Modulation and inhibition of complement activation in patient’s serum. Patients with atypical hemolytic uremic syndrome and some, but not all, patients with DDD respond to therapy with the C5-blocking complement inhibitor eculizumab (26–28). Given that CFHR21,2-CFHR5 causes defective complement regulation on the level of the C3 convertase and has a minor effect on the C5 activation, we aimed to define whether eculizumab is effective in patient’s plasma (29). Eculizumab added in vitro to serum of patient no. 635, which was mixed with NHS (10% plus 10%), did not influence C3a generation (Figure 7A). C3b surface deposition was increased to about 130% (Figure 7A). This effect was unexpected, as eculizumab acts downstream of the C3 convertase. Eculizumab blocked C5a generation, the effect was dose-dependent, and TCC deposition was reduced by 37% in the patient’s serum and by 56% in NHS (Figure 7A). Eculizumab showed a rather similar effect when patient serum was supplemented with the substrates C3 and factor B (data not shown). Eculizumab — as expected — had no effect on the overacting C3 convertase in patient’s serum but blocked C5 cleavage and influenced TCC generation. Thus, it remains questionable whether the patients will respond to this type of complement inhibition.
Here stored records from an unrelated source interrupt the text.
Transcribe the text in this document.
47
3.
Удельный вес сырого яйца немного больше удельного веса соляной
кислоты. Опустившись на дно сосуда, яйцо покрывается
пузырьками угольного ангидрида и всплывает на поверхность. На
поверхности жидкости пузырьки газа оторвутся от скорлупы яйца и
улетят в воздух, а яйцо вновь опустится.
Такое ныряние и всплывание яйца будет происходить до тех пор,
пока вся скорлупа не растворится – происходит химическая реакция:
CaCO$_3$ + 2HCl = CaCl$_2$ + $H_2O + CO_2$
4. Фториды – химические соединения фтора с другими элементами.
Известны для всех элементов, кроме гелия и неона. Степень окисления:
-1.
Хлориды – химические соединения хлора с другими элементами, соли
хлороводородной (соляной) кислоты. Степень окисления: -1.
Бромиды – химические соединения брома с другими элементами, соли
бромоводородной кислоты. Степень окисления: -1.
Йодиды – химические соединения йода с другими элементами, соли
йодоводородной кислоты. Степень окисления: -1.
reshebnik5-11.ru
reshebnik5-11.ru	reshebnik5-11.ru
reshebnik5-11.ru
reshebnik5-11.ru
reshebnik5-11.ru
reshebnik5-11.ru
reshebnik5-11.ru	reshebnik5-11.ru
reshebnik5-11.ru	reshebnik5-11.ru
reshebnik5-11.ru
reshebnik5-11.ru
Modulation and inhibition of complement activation in serum of patient no. 635. (A) Effect of eculizumab in mixed patient serum. Eculizumab (35–350 nM) was added to serum of patient no. 635 mixed with NHS (10% each) or to NHS alone. Eculizumab did not affect C3a generation but augmented C3b deposition when used at 350 nM. Eculizumab blocked C5a generation and TCC deposition. The effect of mixed serum or NHS alone was set to 100%. (B) Effect of C3 convertase inhibitors and eculizumab in mixed patient serum. sCR1, when added to patients serum at 50 nM, inhibited C3a generation by 75% and C3b deposition by 92%. Comp-CFH15-20 used at 100 nM affected C3a generation by 16% but reduced C3b deposition by 73%. Eculizumab used at 200 nM showed no inhibition. The C3a and C3b levels detected in mixed serum in the absence of an inhibitor were set to 100%.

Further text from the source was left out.